翔が彼女を連れてきた後編
拙作を読んでいただき、ブックマーク、評価、感想ありがとうございます。最近寝不足で不調なのかと思っていたら胃腸風邪で微熱が2週間ほど続いておりました。流行っているそうです。読者の皆さんも十分ご自愛ください。
「いただきます。」
カップを持ってふぅふぅ冷ましている内藤さんは猫舌なのだろう。それを冷ややかな目で見るのりちゃん、ちょっと感じ悪い。ホント重度のブラコンだ。
「わぁ。念願の渡辺家のスイーツだぁ。」
「……クラッカーにジャムとチーズのっけただけだから。」
ぶすくれたのりちゃんの機嫌は一向に上向かない。
「翔君がね、のり子ちゃんが作るおやつをたまに学校に持ってきてみんなにおすそ分けしてくれてね、あんまり美味しいから、毎回争奪戦なんだよ。」
「のりちゃんは2歳から僕と一緒にスイーツ作ってるからね。」
「のり子ちゃんはそんな小さい時からスイーツ作っていたの?」
「初めては、ハロウィンのドーナツ作ってくれたんだよね。僕よく覚えてるよ。ウサギの格好して保育園迎えに来てくれたんだよね。」
「私そんな小さい時の事覚えてないよ。」
「ほらこれだよ。」
僕はスマホのアルバムから、のりちゃんのウサギ写真を見せてあげた。
のりちゃんは、照れたのかいきなり立ち上がって冷蔵庫からメープルシロップを持ってきた。

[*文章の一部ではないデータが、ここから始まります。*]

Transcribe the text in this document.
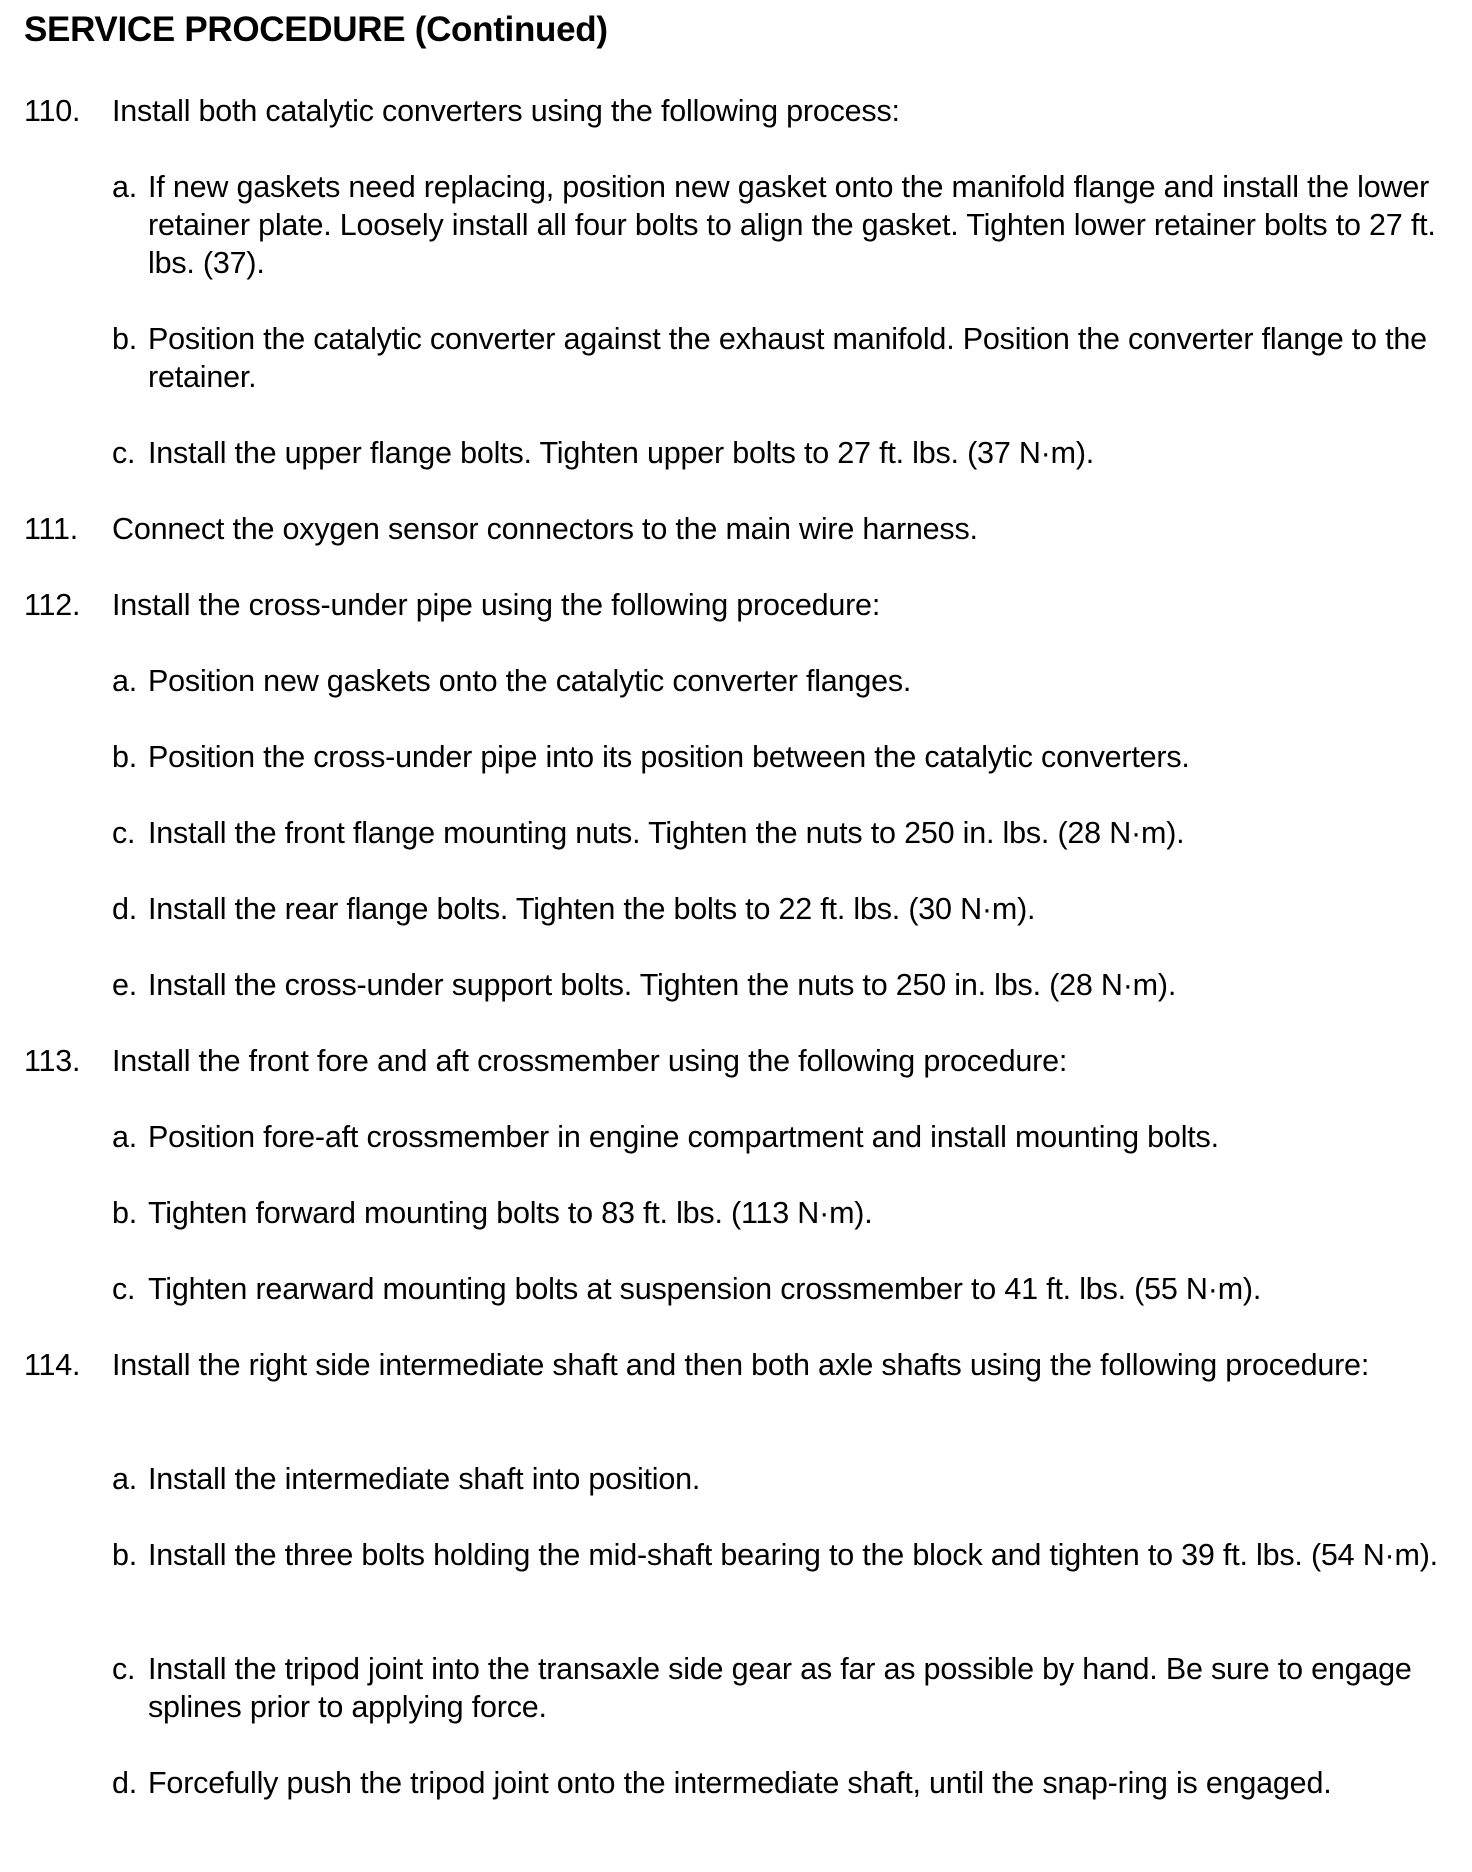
SERVICE PROCEDURE (Continued)
110. Install both catalytic converters using the following process:
a. If new gaskets need replacing, position new gasket onto the manifold flange and install the lower retainer plate. Loosely install all four bolts to align the gasket. Tighten lower retainer bolts to 27 ft. lbs. (37).
b. Position the catalytic converter against the exhaust manifold. Position the converter flange to the retainer.
c. Install the upper flange bolts. Tighten upper bolts to 27 ft. lbs. (37 N·m).
111. Connect the oxygen sensor connectors to the main wire harness.
112. Install the cross-under pipe using the following procedure:
a. Position new gaskets onto the catalytic converter flanges.
b. Position the cross-under pipe into its position between the catalytic converters.
c. Install the front flange mounting nuts. Tighten the nuts to 250 in. lbs. (28 N·m).
d. Install the rear flange bolts. Tighten the bolts to 22 ft. lbs. (30 N·m).
e. Install the cross-under support bolts. Tighten the nuts to 250 in. lbs. (28 N·m).
113. Install the front fore and aft crossmember using the following procedure:
a. Position fore-aft crossmember in engine compartment and install mounting bolts.
b. Tighten forward mounting bolts to 83 ft. lbs. (113 N·m).
c. Tighten rearward mounting bolts at suspension crossmember to 41 ft. lbs. (55 N·m).
114. Install the right side intermediate shaft and then both axle shafts using the following procedure:
a. Install the intermediate shaft into position.
b. Install the three bolts holding the mid-shaft bearing to the block and tighten to 39 ft. lbs. (54 N·m).
c. Install the tripod joint into the transaxle side gear as far as possible by hand. Be sure to engage splines prior to applying force.
d. Forcefully push the tripod joint onto the intermediate shaft, until the snap-ring is engaged.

「何か忘れてると思ったら、メープルシロップかけるの忘れてた。内藤さんクリームチーズの上からかけてね。」
「のり子ちゃん、今度私にもスイーツ作り教えてくれないかな?」
「時間が合えばね。」
「私のり子ちゃんみたいなかわいい妹が欲しかったんだ。」
「カハクちゃんや、チコちゃんが居るからお姉さんは間に合ってます。」
バンと机をたたくとのりちゃんは2階の自分の部屋へ走って逃げた。その背中に普段温厚な翔が、声を張り上げる。
「のりちゃん。裕子に対していくら何でも失礼だぞ。」
「内藤さんごめんね。のりちゃん翔を内藤さんに取られたってやきもち焼いてるんだ。」
「いえ、こちらこそ初対面なのに馴れ馴れしくし過ぎましたすいません。」
「僕の車使っていいから、翔は内藤さん家まで送ってあげて。」
◆◇◆
翔が内藤さんを送って行ったのでのりちゃんの部屋のドアをノックした。
「のりちゃん。入っていい?」
頭から布団をかぶったのりちゃんが亀になっていた。ベットに腰かけると、ポンポンとのりちゃんの背なかをたたいて
「のりちゃん出ておいで。ほら。泣き虫赤ちゃん。」
「赤ちゃんじゃないもん。」
目を真っ赤にしたのりちゃんがひょこっと顔を出した。
「僕のお姫様は何そんなに泣いてるのさ。ほら、こっちおいで。」
僕の足の間にのりちゃんを座らせて、のりちゃんの目を片手で覆った。
「だってさ、あの人とお兄ちゃんが結婚したら、私ここ出ていかなくちゃいけないんだよ。コーキとも一緒に暮らせなくなっちゃうんだよ。何であんな知らない人が私の家に住めて私は出ていかなきゃいけないの?」
のりちゃんが僕にもたれかかってわんわん泣いているのに、僕は嬉しくってしょうがない。
「のりちゃん、それは違うよ。」
「だって代々そういうしきたりだってお母さんが言ってたもん。」
「それはね、僕がのりちゃんが生まれてくるのを待っていたからなんだ。だから、のりちゃんが大人になってもここに住みたいなら、ここ居住んでもいいし、よそに住みたいなら、僕も一緒について行くから大丈夫だよ。それに、舞が家庭的じゃないから、翔を育てることを買って出たけど、それまでは家の事なんて住んでる人がやってたんだよ。」
「じゃぁ、コーキと別々に暮らさなくても大丈夫なの?」
「のりちゃんが、着いて来るなって言ってもちゃんと着いて行くから、大人になってからどうするか考えればいいんじゃない?」
泣き止んだのりちゃんにティッシュを渡す。鼻をかんだのりちゃんが
「内藤さんに悪いことしちゃった。」
「翔が帰ってきたら、翔に電話かけてもらったら?」
「うん。お兄ちゃんにも謝る。」
「翔もちゃんとわかってるよ。さ、夕飯の準備手伝って。」
「任せといてっっ。」
僕の『のりちゃん』は、ちゃんと大人になっても一緒に住んでくれるって。後は桃さえ食べてくれたら万々歳なんだけどな。